BY CHRISTIAN HALSTEAD
MAHWAH- The town council of Mahway, NJ unanimously decided at a board meeting December 3 to attempt to regulate pipelines passing through its township. This decision was spurred by the Pilgrim Pipeline’s seemingly imminent construction.
The Pilgrim Pipeline, a proposed set of two oil pipelines to run from Albany to the Bayway Refinery in Linden, New Jersey, would carry an estimated 200,000 gallons of crude oil per day southbound from Albany to the Bayway Refinery. It would then carry 200,000 gallons of refined petroleum products in that same timespan from the Linden refinery to the New York Harbor. From here, the product would be distributed to areas in New England.
The town council meeting succeeded the Mahwah Planning Board’s public meeting on the same issue held on November 30, which had an overwhelming attendance of 150 passionate Mahwah citizens, all opposed to the pipeline’s construction.
This fervor is far from unprecedented. In New York state alone, 19 municipalities along the Pilgrim Pipeline’s proposed path, including Tuxedo, have passed resolutions strongly opposed to the pipeline.
The pipeline’s path would enter Rockland County from the north towards Sloatsburg, straddling the county line through land that is part of the Ramapo Mountains. It would then break off fully into Rockland County by Sterling Mine Road in Sloatsburg and go through ponds and streams which are part of Seven Lakes Drive.
It would then straddle the county line again along the New Jersey border until it finally leaves New York and enters New Jersey heading in the direction of Ramapo Reservation, one of the most frequently enjoyed nature reserves the area has to offer for both Bergen and Rockland county residents.
The sentiment in Mahwah last Thursday night mirrored that of the opposition to the Pilgrim Pipeline across the board. “It doesn’t bring benefit. It brings a lot of risk,” said Mather Markell, a Mahwah citizen and contender for Mahwah Town Council.
The number one concern of many is the increased risk of oil spills that the introduction of two new pipelines would pose to the environment and how this affects area residents. For example, the Indian Point oil spill in May 2015 resulted in the leakage of thousands of gallons of oil into the Hudson River, New York City’s most valuable fishing resource and easily the most prominent, interconnected river in the region.
As stated by Mahwah mayor, Bill Laforet, “Today is the day that water is more valuable than crude oil.” The pipeline would directly affect the town’s water supply as is the case in many municipalities.

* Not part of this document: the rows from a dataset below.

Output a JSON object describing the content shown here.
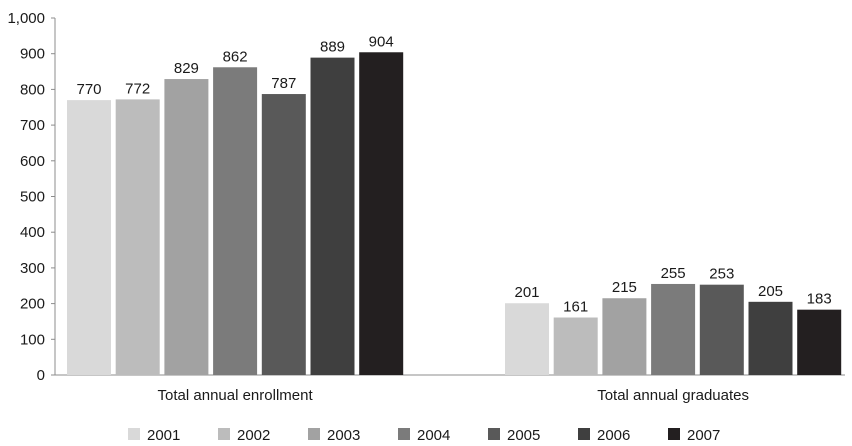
{
  "chart_data": {
    "type": "bar",
    "categories": [
      "Total annual enrollment",
      "Total annual graduates"
    ],
    "series": [
      {
        "name": "2001",
        "color": "#d9d9d9",
        "values": [
          770,
          201
        ]
      },
      {
        "name": "2002",
        "color": "#bcbcbc",
        "values": [
          772,
          161
        ]
      },
      {
        "name": "2003",
        "color": "#a2a2a2",
        "values": [
          829,
          215
        ]
      },
      {
        "name": "2004",
        "color": "#7b7b7b",
        "values": [
          862,
          255
        ]
      },
      {
        "name": "2005",
        "color": "#595959",
        "values": [
          787,
          253
        ]
      },
      {
        "name": "2006",
        "color": "#3f3f3f",
        "values": [
          889,
          205
        ]
      },
      {
        "name": "2007",
        "color": "#231f20",
        "values": [
          904,
          183
        ]
      }
    ],
    "ylim": [
      0,
      1000
    ],
    "yticks": [
      "0",
      "100",
      "200",
      "300",
      "400",
      "500",
      "600",
      "700",
      "800",
      "900",
      "1,000"
    ],
    "grid": false,
    "legend_position": "bottom"
  }
}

In New York State, reporting a leak from a private gas line to state authorities is only required monthly (New York Compilation of Rules and Regulations, Title 16 Public Service Commission, Volume B Chapter 3 Gas Utilities, Sub Chapter C Safety, Part 255 Transmission and Distribution of Gas), not immediately following the leak. Response to a leak is out of the hands of government and would be left to the company that owns the pipeline.
Additionally, except in extreme cases, the law does not necessitate public notification regardless of whether water reserves are contaminated.Furthermore, the pipeline would not bring in any tax revenue for the town. These factors, along with many others, have communities from Albany to Linden asking, why bother?

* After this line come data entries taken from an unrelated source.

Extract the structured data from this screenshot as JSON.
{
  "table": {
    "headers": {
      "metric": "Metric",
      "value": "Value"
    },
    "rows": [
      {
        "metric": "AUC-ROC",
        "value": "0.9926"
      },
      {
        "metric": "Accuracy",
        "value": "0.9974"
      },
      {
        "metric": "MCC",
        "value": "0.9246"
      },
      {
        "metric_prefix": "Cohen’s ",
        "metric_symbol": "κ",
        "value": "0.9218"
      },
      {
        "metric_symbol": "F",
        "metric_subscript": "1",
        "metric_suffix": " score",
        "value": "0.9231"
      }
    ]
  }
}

One must consider the numerous benefits associated with the construction of pipelines. First and foremost, the construction and maintenance of a new pipeline creates new jobs. This was clearly stated during the Mahwah Town Council meeting when a representative from the International Union of Operating Engineers, one of the primary unions to be employed by the Pilgrim Pipeline during its construction, said that, “in order to remain competitive and keep our economy moving, we need responsible energy infrastructure development.”
The Pilgrim Pipeline’s website confirms that the estimated $1 billion dollar project will, “create 2,000 construction jobs.” Beyond temporary economic gains, there is the additional benefit of increased stability in the oil supply provided for the regions the Pilgrim Pipeline aims to serve. For example in the case of natural disasters or debilitatingly extreme weather conditions, the increased security associated with pipelines “will address supply disruptions and price spikes that occur [in states of emergency],” another crucial point brought up by the project’s website.

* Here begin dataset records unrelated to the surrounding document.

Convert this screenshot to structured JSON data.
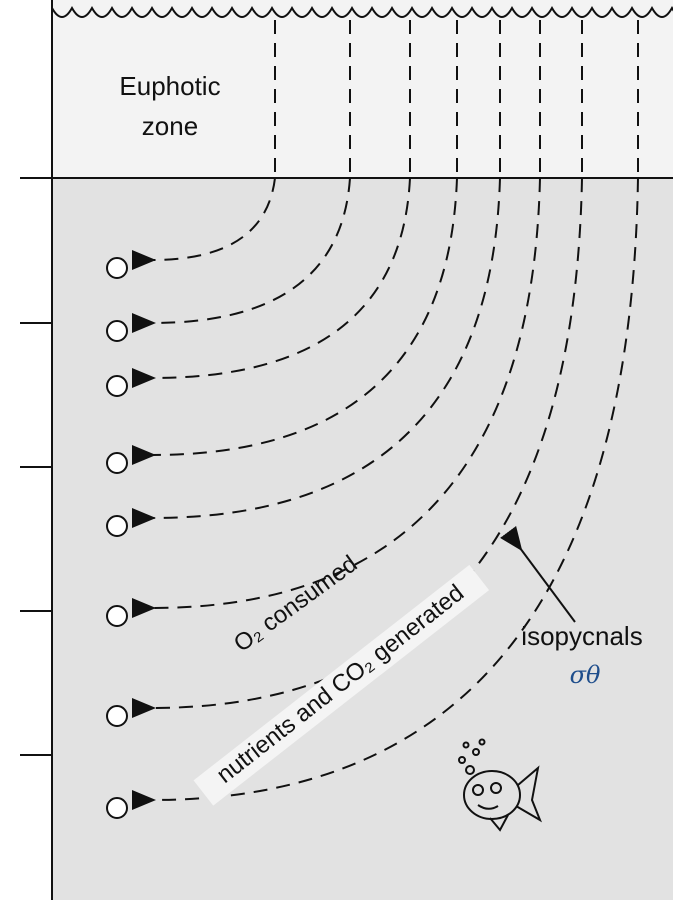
{
  "zone_label": {
    "line1": "Euphotic",
    "line2": "zone"
  },
  "flow_labels": {
    "upper": "O₂ consumed",
    "lower": "nutrients and CO₂ generated"
  },
  "isopycnal_label": {
    "name": "isopycnals",
    "symbol": "σθ"
  }
}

The controversy of the Pilgrim Pipeline’s construction is relatively contained within the communities it would directly affect but this vehement debate is mirrored by the nation-wide Keystone Pipeline debate over the past few years. The Keystone Pipeline, which runs from the Western Canadian Sedimentary Basin in Alberta, Canada to refineries in Illinois and even as far as Texas, was commissioned in 2010 and was subsequently met with strong public opposition.
In the cases of both the Keystone Pipeline and the Pilgrim Pipeline, proponents of pipeline construction claim that the economic benefits outweigh the environmental risks, while opponents claim that the opposite is true. In the case of Mahwah, as well as a number of other communities along the Pilgrim Pipeline’s route, the citizens by and large feel that the economic benefits pale in comparison to the enormity of the environmental hazards which the introduction of a pipeline would bring to their own backyards.
As put by Town Councilwoman Janet Ariemma, “[The Pilgrim Pipeline] affects not just Mahwah; it affects everyone around here.” She added, “We have to try to work together with our neighbors.”